Forse si abusa della parola «crisi», ma è difficile non leggere l’attualità del nostro sistema politico attraverso questo paradigma interpretativo. Una crisi che parte da lontano e che ora si sta disvelando in tutta la sua evidenza. Al centro del vortice i partiti, entità politiche con un piede nel passato — in un secolo, il Novecento, che li ha visti protagonisti determinanti della scena pubblica — e con l’altro non ancora pienamente saldo sul futuro, incapaci come sono di riformare sé stessi, di immaginare una nuova forma, nuovi modelli di azione politica.
Alessio Manica, "Corriere del Trentino", 10 aprile 2016
In tale incapacità si trova la cifra della loro crisi e il sistema politico trentino non sembra essere in grado di emergere con un’alterità che, troppo facilmente data per scontata, in realtà fatica a dimostrare. Una terra che è stata per decenni laboratorio politico avanzato, sia in termini di policy che sul lato della politics, capace di esprimere innovative politiche di governo saldandosi ad una altrettanto innovativa architettura istituzionale e, spesso, politica. Penso alla stagione delle grandi riforme in campo di tutela ambientale e di governo del territorio successiva alla tragedia di Stava, possibile grazie ad un esperimento politico originale, che nulla aveva a che spartire con gli schemi nazionali; penso alla grande capacità di autocritica e rilancio da cui nacque Solidarietà, nei giorni del 1989 in cui a Berlino cadeva il Muro, un esperimento coraggioso che permise alla sinistra trentina di ricostruirsi sui valori di uguaglianza, nonviolenza, federalismo; penso all’esperienza — non ancora conclusa — del centrosinistra autonomista, che ha fatto sì che, per tutti gli anni della parabola berlusconiana e del dominio leghista a nord del Po, il Trentino sia rimasta una terra in grado di mettere in campo politiche tese all’equità, azioni di solidarietà, investimenti significativi in innovazione, ricerca, formazione. Sono tutti esempi di come la politica trentina sia stata capace di un «sussulto operoso» ogni qual volta la storia lo abbia imposto, per condizionamenti esterni o per necessità interne.

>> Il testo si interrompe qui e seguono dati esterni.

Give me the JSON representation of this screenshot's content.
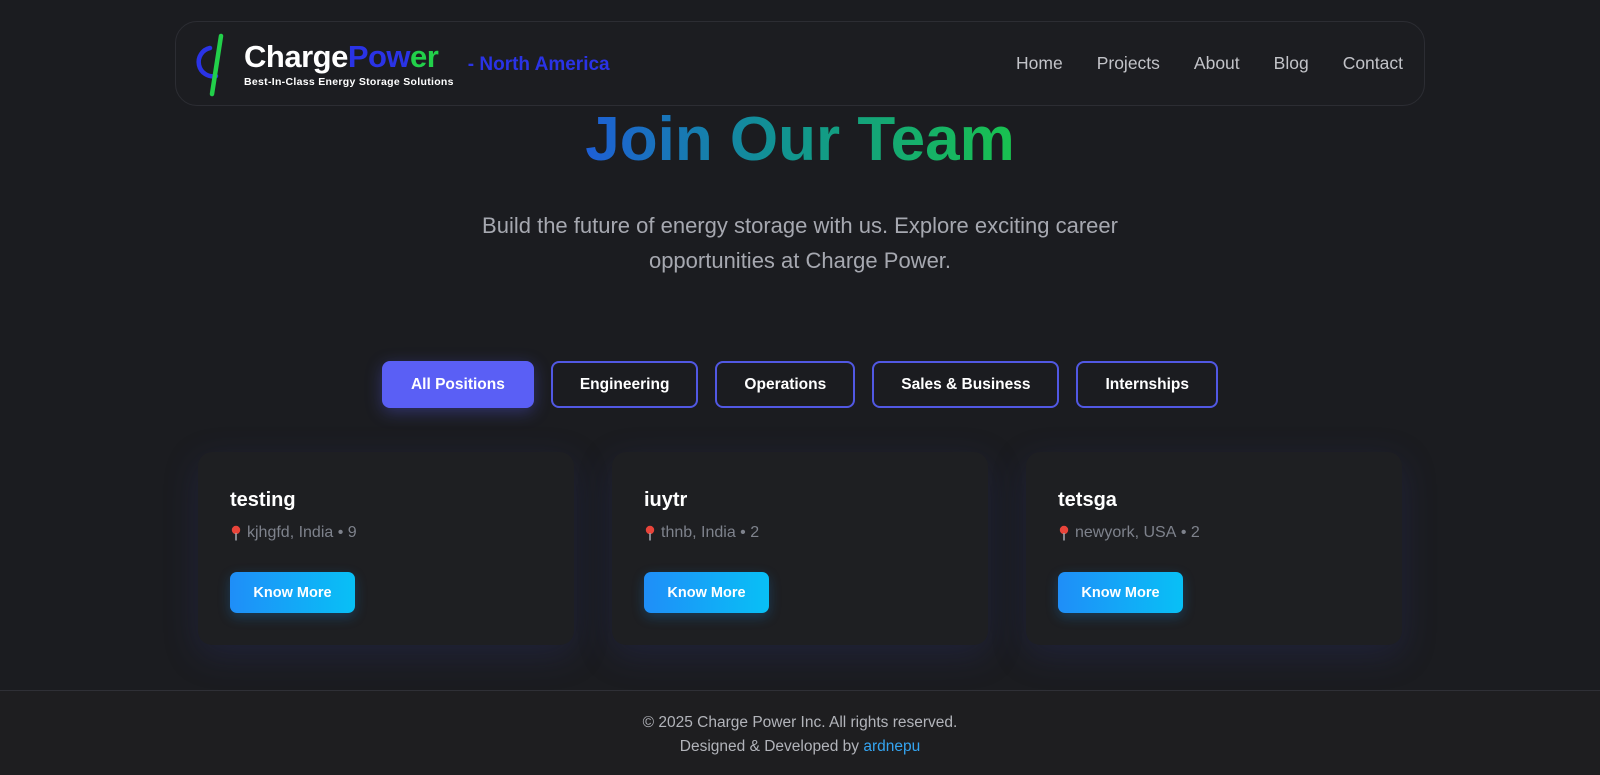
{
  "header": {
    "brand_part1": "Charge",
    "brand_part2": "Pow",
    "brand_part3": "er",
    "tagline": "Best-In-Class Energy Storage Solutions",
    "region": "- North America",
    "nav": [
      "Home",
      "Projects",
      "About",
      "Blog",
      "Contact"
    ]
  },
  "hero": {
    "title": "Join Our Team",
    "subtitle": "Build the future of energy storage with us. Explore exciting career opportunities at Charge Power."
  },
  "filters": {
    "items": [
      "All Positions",
      "Engineering",
      "Operations",
      "Sales & Business",
      "Internships"
    ],
    "active": "All Positions"
  },
  "jobs": [
    {
      "title": "testing",
      "location": "kjhgfd, India",
      "count": "9",
      "button": "Know More"
    },
    {
      "title": "iuytr",
      "location": "thnb, India",
      "count": "2",
      "button": "Know More"
    },
    {
      "title": "tetsga",
      "location": "newyork, USA",
      "count": "2",
      "button": "Know More"
    }
  ],
  "footer": {
    "copyright": "© 2025 Charge Power Inc. All rights reserved.",
    "credit_prefix": "Designed & Developed by ",
    "credit_name": "ardnepu"
  },
  "colors": {
    "background": "#1b1c20",
    "accent": "#5a5ff5",
    "brand_blue": "#2a33e6",
    "brand_green": "#22d04a",
    "button_gradient_start": "#1f8ef8",
    "button_gradient_end": "#08c0f6",
    "link": "#34a4f0"
  },
  "icons": {
    "logo": "power-symbol-logo",
    "location": "map-pin-icon"
  }
}
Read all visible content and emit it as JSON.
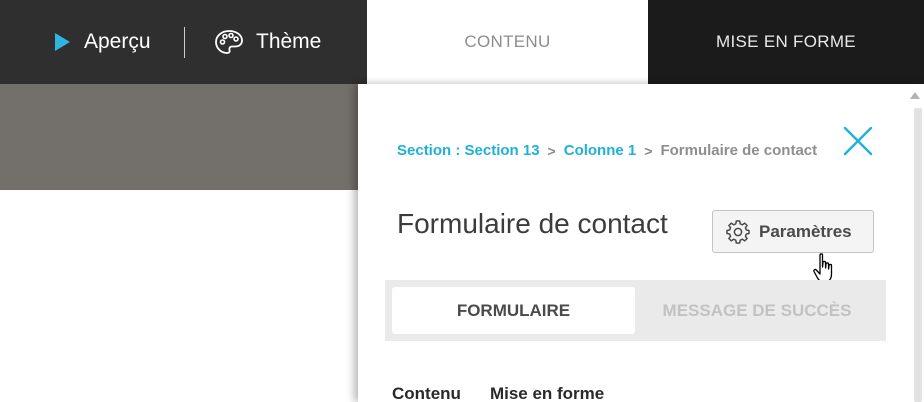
{
  "toolbar": {
    "preview_label": "Aperçu",
    "theme_label": "Thème",
    "preview_icon": "play-icon",
    "theme_icon": "palette-icon",
    "accent_color": "#1fb2d8"
  },
  "top_tabs": [
    {
      "label": "CONTENU",
      "active": true
    },
    {
      "label": "MISE EN FORME",
      "active": false
    }
  ],
  "panel": {
    "breadcrumb": [
      {
        "label": "Section : Section 13",
        "link": true
      },
      {
        "label": "Colonne 1",
        "link": true
      },
      {
        "label": "Formulaire de contact",
        "link": false
      }
    ],
    "breadcrumb_separator": ">",
    "close_icon": "close-icon",
    "title": "Formulaire de contact",
    "settings_button": {
      "label": "Paramètres",
      "icon": "gear-icon"
    },
    "tabs": [
      {
        "label": "FORMULAIRE",
        "active": true
      },
      {
        "label": "MESSAGE DE SUCCÈS",
        "active": false
      }
    ],
    "subtabs": [
      {
        "label": "Contenu"
      },
      {
        "label": "Mise en forme"
      }
    ]
  }
}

Quella spinta propulsiva all’innovazione politica, però, sembra ormai un lontano ricordo. La pietra tombale è rappresentata dalla trasferta romana di una parte del gruppo dirigente del Partito democratico del Trentino, ritenuta necessaria per benedire un nuovo segretario che garantisse uno scacchiere deciso a tavolino. Una trasferta che ha messo in luce, purtroppo, la volontà di abdicare definitivamente ad un differente racconto del nostro territorio e della nostra comunità rispetto agli schemi nazionali, quasi che — anche in questa provincia caratterizzata da una speciale autonomia, garantita da uno Statuto regionale la cui riforma rappresenterà la principale sfida dei prossimi anni — tutto dovesse ricondursi allo schema artificioso che vede la politica divisa in due fazioni: renziani e anti-renziani. Se così fosse, l’esistenza stessa del Pd del Trentino sarebbe di fatto inutile, ridotta a passivo megafono del governo nazionale, quando sappiamo invece quanta autonomia abbiamo, o meglio, quanto autonomia avremmo se solo fossimo in grado di esercitarla. Ecco allora che il congresso che abbiamo di fronte può rappresentare un nuovo banco di prova per un partito che ambisce ad essere la prima forza politica in Trentino, ma che per esserlo deve capire che — per bene che faccia Renzi — se non sarà in grado di esprimere una propria proposta di governo dell’Autonomia, rimarrà sempre marginale e subalterno.
Ho trovato ciò e una volontà di innovazione nel programma e nel percorso attorno al quale un gruppo di giovani e meno giovani amministratori locali e militanti del Pd ha espresso la candidatura di Elisabetta Bozzarelli. Un percorso che mira ad aprire e coinvolgere il partito oltre i confini delle stanze più quotate, che non parte dagli accordi ma dal confronto, che vuole spingere il Partito democratico a rapportarsi con la complessità dei problemi dei territori, che vuole ritornare popolare, che ambisce a rafforzare la sua riconoscibilità autonomistica. Come ha scritto anche Maurizio Agostini, in questo programma possiamo ritrovare lo spirito fondatore del Partito democratico del Trentino, che era nato come soggetto orgoglioso della propria autonomia, non fine a se stessa, ma tesa a garantire un futuro di benessere alle nostre comunità e un positivo esempio di buon governo al resto del Paese, in un’Europa che vorremmo sempre più delle regioni.